Error converting Salesforce/blip-image-captioning-base
Hello,
I am very new to HuggingFace and machine learning in general. I understand that the Blip model is not supported for conversion to coreml. Is there a way I can write my own conversion code?
Thanks
Conversion Settings:
Model: Salesforce/blip-image-captioning-base
Task: None
Framework: None
Compute Units: None
Precision: None
Tolerance: None
Push to: None
Error: "blip is not supported yet. Only ['bart', 'beit', 'bert', 'big_bird', 'bigbird_pegasus', 'blenderbot', 'blenderbot_small', 'bloom', 'convnext', 'ctrl', 'cvt', 'data2vec', 'distilbert', 'ernie', 'gpt2', 'gpt_neo', 'levit', 'm2m_100', 'marian', 'mobilebert', 'mobilevit', 'mvp', 'pegasus', 'plbart', 'roberta', 'roformer', 'segformer', 'splinter', 'squeezebert', 't5', 'vit', 'yolos'] are supported. If you want to support blip please propose a PR or open up an issue."
Hello @99s42m!
Thanks for reporting this! We'll take a look and see if we can add support for blip
soon. Meanwhile, you could try to use coremltools
directly. coremltools
is a Python package created by Apple that can convert PyTorch and Tensorflow models to Core ML. This conversion Space is based on exporters
, which in turn uses coremltools
under the hood.
@pcuenq Thank you so much for your response.

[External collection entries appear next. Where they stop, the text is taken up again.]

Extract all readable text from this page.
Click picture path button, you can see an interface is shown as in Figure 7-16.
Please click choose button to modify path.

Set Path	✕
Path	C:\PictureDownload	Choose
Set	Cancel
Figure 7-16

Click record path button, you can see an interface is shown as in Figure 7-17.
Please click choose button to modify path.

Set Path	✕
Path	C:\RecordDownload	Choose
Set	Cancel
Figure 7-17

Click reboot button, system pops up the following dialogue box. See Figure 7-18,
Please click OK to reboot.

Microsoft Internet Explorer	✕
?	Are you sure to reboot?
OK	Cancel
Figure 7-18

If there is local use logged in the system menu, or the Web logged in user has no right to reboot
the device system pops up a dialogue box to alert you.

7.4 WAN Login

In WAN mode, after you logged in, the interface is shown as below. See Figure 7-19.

Here's where I have gotten so far:
import requests
from PIL import Image
from transformers import BlipProcessor, BlipForConditionalGeneration
processor = BlipProcessor.from_pretrained("Salesforce/blip-image-captioning-large")
model = BlipForConditionalGeneration.from_pretrained("Salesforce/blip-image-captioning-large")
img_url = 'https://images.nationalgeographic.org/image/upload/t_edhub_resource_key_image/v1638882947/EducationHub/photos/tourists-at-victoria-falls.jpg'
raw_image = Image.open(requests.get(img_url, stream=True).raw).convert('RGB')
# conditional image captioning
text = "The main geographical feature in this photo is a"
inputs = processor(raw_image, text, return_tensors="pt")
out = model.generate(**inputs, max_new_tokens = 20)
print(processor.decode(out[0], skip_special_tokens=True))
import coremltools as ct
import torch
import torchvision
example_input = torch.rand(1, 3, 224, 224)
traced_model = torch.jit.trace(model, inputs['input_ids'])
out = traced_model(example_input)
)
The above code throws the following error:
RuntimeError: Input type (long int) and bias type (float) should be the same
I understand that you are busy and this might be a basic question, but any help would be greatly appreciated.